Why is this story pertinent here? Not only did the bedroom door being left open and a lack of an escape plan factor into Megan’s death, there was no smoke detector on the first floor, which could have alerted the family in enough time to grab Megan! A simple smoke detector on the first floor, along with a closed bedroom door, would have saved Megan’s life by giving her time. There were older children in the home, so it can be safely assumed at some point this family had contact with the fire department and firefighters. Why did Megan become a statistic? What went wrong? If we are firefighters worthy of the badge we wear then we should be compelled to look at this fire and ask what more we could have done to save Megan. But that thinking has to extend beyond the fireground and into our profession as a whole.

All the common fire statistics were met that night. The cause of this fire, its spread, and the reason for death was no secret to the fire service profession and well documented in fire statistics. It is an all too common story that happens time and time again. We knew what would cause that fire. We knew how that fire would spread. We knew how that fire would kill. We knew what would save Megan’s life. We knew the risks our firefighters would be subjected to in order to battle that fire. Yet we did nothing to prevent it from happening. We simply sat and waited for the 911 call. That is not why I joined this profession and not what I want my career to stand for.
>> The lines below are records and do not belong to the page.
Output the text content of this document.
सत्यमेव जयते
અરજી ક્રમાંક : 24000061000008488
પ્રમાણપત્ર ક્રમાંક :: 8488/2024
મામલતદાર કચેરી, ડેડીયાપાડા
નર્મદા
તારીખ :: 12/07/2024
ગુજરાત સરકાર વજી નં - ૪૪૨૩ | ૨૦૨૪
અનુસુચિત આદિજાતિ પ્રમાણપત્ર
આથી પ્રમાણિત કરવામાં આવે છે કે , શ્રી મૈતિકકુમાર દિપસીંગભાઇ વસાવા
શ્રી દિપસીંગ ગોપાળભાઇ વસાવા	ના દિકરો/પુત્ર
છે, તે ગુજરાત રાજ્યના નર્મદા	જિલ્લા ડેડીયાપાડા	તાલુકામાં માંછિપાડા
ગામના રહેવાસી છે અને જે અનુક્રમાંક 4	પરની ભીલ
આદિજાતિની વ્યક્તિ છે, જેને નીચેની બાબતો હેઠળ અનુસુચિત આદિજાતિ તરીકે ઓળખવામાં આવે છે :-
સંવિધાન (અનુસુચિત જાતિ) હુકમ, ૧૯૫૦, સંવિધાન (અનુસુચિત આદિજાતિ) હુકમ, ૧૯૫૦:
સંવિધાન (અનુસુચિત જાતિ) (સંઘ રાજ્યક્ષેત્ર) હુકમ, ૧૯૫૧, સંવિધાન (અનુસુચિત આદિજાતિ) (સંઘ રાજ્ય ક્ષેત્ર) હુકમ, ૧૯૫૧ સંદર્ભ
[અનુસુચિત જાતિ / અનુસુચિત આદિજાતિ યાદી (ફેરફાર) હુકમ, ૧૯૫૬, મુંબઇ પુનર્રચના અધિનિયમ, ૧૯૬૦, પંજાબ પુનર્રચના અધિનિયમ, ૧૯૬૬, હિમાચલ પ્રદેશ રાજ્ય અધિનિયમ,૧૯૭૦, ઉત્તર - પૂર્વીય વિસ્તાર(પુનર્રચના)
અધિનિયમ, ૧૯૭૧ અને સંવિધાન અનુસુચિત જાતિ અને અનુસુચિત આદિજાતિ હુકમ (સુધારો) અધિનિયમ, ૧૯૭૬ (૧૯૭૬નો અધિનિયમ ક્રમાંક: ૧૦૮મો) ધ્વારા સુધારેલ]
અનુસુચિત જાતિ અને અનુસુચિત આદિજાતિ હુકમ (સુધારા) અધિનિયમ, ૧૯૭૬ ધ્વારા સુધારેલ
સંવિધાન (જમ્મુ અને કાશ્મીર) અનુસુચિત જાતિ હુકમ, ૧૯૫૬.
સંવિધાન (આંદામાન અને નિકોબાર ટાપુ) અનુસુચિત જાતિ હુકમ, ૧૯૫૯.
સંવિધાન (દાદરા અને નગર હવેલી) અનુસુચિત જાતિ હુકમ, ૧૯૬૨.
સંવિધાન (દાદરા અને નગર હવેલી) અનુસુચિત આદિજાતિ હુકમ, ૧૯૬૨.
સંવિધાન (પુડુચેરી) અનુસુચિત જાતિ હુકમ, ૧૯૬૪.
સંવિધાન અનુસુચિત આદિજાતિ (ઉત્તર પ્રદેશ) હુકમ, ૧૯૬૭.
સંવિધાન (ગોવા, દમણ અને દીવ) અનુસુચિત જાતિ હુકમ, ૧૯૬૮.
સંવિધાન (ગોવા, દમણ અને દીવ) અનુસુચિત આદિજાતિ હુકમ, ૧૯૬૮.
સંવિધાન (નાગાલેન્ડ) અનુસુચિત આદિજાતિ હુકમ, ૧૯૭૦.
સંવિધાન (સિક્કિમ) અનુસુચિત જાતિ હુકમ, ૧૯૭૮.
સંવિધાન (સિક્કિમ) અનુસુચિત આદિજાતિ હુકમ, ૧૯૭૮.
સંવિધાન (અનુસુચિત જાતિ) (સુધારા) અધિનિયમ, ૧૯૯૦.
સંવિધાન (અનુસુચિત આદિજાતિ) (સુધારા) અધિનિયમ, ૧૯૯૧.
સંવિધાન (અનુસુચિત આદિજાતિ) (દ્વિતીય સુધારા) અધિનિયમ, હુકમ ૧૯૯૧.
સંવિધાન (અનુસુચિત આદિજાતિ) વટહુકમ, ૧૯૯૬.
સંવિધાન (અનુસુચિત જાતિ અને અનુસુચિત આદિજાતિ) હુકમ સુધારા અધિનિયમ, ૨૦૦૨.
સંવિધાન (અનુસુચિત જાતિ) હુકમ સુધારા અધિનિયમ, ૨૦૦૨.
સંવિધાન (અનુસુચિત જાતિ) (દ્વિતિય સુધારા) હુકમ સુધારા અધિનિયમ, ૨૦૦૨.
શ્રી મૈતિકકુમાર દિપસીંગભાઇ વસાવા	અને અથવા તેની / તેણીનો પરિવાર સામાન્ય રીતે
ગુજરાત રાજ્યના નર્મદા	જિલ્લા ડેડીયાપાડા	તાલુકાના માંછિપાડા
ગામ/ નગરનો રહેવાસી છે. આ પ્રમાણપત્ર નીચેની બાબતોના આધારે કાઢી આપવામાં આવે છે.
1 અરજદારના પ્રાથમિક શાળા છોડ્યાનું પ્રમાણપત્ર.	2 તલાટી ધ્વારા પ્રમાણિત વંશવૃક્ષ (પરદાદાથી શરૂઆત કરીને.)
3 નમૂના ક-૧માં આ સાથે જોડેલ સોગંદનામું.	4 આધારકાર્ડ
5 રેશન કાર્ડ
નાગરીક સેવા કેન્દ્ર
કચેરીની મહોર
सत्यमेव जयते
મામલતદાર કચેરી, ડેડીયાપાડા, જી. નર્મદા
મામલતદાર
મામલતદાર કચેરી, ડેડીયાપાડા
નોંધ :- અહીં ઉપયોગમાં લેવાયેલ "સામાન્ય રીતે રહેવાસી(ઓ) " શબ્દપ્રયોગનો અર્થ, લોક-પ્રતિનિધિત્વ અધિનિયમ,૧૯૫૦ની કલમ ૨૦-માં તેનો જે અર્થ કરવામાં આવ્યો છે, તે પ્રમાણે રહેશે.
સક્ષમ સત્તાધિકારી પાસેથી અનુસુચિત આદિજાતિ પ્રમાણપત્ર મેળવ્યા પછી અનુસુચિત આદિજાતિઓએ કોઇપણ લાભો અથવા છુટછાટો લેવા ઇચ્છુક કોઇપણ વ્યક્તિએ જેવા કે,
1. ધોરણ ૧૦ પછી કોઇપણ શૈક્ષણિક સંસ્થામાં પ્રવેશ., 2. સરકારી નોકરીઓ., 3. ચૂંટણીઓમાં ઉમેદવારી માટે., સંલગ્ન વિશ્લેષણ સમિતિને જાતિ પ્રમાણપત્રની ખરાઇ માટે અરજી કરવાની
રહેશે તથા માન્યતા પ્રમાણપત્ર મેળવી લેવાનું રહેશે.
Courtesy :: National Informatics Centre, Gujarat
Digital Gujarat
I learned a valuable lesson that night. No matter how quickly we responded to the scene the night of November 21, no matter how much training, no matter how big our fire trucks were or how much water they carried and could pump in a minute, no matter how many firefighters were on the engine (we left the station with four that night), no matter what technology we brought with us or how much training we had it was worthless. None of it could have saved Megan – but a simple $15 smoke detector and a closed bedroom door, along with an educated firefighter who could communicate the importance of having them to a caring mother, could have.